No — TCS credit can only be claimed against your tax liability or refunded through ITR filing. The TCS remains credited to your PAN indefinitely, but to convert that credit into actual money in your bank account, you must file an income tax return. There is no other mechanism to reclaim TCS.
Does TCS apply to remittances sent through Wise India?
Yes — Wise India operates as an LRS-compliant platform and is required by law to collect TCS on qualifying remittances just like any bank. The TCS rates and thresholds are exactly the same regardless of which platform you use. Wise's advantage is in its exchange rate and transfer fees, not in TCS treatment.
My child is studying abroad — what is the best TCS strategy?

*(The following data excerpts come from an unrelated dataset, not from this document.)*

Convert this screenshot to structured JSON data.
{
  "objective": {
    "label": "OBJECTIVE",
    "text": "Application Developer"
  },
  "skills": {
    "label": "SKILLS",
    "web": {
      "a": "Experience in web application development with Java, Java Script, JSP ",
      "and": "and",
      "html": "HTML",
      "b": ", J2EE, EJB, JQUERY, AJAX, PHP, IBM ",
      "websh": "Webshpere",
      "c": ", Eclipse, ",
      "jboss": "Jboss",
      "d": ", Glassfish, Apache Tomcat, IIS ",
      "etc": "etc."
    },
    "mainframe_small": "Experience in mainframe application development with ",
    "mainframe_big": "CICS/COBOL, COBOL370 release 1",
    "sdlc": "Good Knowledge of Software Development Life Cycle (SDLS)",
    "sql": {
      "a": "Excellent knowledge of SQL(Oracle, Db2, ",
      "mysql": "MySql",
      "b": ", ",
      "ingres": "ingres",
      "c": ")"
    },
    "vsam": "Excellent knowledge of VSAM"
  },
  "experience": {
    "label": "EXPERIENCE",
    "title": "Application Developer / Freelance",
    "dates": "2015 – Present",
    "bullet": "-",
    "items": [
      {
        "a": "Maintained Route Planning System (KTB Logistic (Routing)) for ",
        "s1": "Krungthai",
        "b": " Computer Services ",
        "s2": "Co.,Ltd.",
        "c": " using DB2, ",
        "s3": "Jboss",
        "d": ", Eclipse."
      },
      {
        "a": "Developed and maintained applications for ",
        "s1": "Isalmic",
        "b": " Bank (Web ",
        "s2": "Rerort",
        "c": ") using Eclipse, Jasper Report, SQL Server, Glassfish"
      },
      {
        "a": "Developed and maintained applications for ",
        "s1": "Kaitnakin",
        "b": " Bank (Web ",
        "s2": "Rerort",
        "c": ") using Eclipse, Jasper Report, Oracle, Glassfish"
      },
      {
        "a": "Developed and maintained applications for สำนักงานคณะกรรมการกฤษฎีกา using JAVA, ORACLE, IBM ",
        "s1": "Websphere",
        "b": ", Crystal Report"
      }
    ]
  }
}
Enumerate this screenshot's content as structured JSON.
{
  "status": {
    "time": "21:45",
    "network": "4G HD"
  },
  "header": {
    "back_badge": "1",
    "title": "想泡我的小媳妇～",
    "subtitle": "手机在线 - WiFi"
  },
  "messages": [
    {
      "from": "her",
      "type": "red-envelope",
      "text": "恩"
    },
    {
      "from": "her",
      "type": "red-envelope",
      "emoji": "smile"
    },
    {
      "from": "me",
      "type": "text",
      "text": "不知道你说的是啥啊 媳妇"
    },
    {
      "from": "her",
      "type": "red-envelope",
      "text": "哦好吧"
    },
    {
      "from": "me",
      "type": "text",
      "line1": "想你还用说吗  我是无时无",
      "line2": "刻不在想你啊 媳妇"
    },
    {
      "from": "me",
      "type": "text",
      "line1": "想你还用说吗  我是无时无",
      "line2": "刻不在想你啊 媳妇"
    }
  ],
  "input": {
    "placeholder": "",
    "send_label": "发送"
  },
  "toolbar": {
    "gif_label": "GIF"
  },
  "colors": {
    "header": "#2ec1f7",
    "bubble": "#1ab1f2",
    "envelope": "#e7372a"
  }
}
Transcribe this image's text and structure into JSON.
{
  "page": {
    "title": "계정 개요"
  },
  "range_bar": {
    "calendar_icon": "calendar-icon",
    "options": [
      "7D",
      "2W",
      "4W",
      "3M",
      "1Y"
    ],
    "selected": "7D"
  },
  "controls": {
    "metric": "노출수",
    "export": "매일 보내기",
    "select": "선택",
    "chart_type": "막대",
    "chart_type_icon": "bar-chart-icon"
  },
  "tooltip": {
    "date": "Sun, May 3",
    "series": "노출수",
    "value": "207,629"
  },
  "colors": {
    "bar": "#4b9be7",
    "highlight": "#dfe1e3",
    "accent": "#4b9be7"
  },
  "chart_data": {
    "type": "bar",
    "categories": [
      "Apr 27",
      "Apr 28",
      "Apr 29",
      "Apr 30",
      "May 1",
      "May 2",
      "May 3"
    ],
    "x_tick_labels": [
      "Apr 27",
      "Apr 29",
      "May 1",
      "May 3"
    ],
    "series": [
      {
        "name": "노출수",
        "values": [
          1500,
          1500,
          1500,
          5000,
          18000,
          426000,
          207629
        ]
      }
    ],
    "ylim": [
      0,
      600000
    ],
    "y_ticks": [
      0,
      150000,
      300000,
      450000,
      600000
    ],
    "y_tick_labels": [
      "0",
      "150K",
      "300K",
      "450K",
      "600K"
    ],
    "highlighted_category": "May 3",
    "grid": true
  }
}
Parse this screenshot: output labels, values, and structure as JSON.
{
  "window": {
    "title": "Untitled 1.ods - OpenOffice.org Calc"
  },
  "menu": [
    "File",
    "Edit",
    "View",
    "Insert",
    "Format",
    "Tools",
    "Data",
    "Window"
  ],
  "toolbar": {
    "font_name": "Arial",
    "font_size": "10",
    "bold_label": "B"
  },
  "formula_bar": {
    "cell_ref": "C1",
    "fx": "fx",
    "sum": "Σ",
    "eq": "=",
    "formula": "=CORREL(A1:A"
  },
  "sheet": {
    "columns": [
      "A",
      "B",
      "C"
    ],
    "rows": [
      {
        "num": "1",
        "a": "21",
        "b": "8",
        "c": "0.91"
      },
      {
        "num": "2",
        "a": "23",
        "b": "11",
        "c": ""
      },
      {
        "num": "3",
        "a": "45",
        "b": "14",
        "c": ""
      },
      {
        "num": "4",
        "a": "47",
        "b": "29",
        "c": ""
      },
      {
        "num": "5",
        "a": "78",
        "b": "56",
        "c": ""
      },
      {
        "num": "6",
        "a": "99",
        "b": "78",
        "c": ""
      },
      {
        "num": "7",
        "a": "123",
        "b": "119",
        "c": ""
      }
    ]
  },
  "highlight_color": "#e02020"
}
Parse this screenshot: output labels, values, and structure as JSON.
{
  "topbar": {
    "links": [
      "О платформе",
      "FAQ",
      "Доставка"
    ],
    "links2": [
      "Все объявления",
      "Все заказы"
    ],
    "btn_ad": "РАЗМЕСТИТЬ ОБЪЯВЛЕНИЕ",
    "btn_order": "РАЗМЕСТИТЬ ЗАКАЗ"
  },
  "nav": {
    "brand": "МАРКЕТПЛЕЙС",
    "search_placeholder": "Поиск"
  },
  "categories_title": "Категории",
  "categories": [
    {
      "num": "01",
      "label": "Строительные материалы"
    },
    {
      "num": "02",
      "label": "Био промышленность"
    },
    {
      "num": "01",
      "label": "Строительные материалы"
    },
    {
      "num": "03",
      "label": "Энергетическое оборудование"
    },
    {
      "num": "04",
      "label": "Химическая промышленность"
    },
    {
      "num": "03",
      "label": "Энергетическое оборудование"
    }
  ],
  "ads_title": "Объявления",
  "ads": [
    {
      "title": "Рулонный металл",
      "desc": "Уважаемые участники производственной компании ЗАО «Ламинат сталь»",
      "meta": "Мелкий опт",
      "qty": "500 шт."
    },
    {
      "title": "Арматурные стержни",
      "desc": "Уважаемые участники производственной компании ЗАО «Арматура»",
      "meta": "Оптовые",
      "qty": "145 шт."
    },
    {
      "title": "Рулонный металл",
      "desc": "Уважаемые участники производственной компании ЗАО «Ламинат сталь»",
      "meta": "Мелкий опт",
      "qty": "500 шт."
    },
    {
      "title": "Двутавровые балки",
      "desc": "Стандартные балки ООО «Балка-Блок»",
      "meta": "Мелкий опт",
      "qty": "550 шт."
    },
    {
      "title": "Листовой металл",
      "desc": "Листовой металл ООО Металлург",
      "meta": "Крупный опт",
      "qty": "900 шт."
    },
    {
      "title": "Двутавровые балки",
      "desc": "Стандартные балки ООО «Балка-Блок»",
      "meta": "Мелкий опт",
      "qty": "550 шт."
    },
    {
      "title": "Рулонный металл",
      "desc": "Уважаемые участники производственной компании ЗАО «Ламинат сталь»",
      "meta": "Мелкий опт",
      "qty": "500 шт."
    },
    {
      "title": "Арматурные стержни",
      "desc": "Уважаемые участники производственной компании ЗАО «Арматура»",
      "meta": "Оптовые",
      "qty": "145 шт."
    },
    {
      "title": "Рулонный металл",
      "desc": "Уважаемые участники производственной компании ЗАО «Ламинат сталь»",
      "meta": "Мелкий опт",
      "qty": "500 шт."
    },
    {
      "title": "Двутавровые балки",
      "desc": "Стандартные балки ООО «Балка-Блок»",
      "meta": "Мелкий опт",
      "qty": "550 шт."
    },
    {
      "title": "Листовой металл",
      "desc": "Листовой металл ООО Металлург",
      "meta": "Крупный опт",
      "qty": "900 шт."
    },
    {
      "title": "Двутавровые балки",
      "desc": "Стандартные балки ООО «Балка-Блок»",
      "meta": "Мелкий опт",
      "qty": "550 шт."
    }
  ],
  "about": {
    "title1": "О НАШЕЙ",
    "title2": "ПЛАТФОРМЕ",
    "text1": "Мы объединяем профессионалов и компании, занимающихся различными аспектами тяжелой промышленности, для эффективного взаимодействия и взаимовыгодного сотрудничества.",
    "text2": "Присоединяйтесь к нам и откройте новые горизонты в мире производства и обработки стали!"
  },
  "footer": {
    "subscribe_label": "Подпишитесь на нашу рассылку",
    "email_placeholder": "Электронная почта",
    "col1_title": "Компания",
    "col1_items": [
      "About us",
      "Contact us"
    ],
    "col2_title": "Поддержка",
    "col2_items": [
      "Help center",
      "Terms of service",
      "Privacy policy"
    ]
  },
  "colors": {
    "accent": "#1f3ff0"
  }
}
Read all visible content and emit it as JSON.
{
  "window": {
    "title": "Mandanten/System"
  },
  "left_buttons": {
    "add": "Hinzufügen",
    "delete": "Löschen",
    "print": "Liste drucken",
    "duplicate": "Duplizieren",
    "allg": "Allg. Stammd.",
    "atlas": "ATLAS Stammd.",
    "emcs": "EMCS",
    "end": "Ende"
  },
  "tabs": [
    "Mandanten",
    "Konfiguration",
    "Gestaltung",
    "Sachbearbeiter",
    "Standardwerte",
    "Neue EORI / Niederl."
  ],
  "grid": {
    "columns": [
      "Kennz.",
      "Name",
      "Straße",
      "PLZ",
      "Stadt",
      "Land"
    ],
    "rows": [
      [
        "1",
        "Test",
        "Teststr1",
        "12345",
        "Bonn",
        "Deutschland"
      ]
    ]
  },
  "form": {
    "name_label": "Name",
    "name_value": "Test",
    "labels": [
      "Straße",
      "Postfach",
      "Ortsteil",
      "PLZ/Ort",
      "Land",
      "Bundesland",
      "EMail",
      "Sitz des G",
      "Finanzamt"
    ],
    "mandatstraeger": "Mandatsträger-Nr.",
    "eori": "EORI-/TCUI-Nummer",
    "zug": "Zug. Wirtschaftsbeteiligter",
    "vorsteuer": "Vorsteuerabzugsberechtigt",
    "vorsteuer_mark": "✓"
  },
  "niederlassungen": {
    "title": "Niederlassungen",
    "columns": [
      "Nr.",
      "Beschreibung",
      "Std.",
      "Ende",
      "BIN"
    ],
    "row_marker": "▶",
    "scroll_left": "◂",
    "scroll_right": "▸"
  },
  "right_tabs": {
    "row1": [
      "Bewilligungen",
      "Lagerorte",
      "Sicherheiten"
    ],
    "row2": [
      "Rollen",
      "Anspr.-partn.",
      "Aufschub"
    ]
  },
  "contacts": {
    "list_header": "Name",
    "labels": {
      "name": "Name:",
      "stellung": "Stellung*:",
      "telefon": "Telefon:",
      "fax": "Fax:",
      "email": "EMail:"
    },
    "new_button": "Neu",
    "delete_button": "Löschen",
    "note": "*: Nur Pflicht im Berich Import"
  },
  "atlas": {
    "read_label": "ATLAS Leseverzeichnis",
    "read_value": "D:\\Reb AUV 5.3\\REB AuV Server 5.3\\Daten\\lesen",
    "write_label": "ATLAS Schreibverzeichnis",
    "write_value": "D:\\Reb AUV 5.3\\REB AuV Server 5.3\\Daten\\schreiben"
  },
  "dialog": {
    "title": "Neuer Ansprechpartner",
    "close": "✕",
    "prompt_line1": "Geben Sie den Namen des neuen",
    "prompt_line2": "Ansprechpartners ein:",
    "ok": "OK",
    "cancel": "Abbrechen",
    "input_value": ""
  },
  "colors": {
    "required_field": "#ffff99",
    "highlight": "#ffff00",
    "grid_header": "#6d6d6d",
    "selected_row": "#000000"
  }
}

The most effective strategy is to obtain an education loan (even partially) from an Indian bank or NBFC. This reduces TCS from 5% to 0.5% on the amount above ₹7 lakh. Additionally, have both parents send their respective portions separately to utilise dual ₹7 lakh thresholds. Combine these two strategies and a family sending ₹25 lakh per year for education can reduce total TCS from approximately ₹90,000 to just ₹5,500.

Disclaimer: Exchange rates and financial regulations change frequently. This guide is for educational reference only and is not financial advice. Always verify current rates and rules with your bank or a qualified advisor before making financial decisions.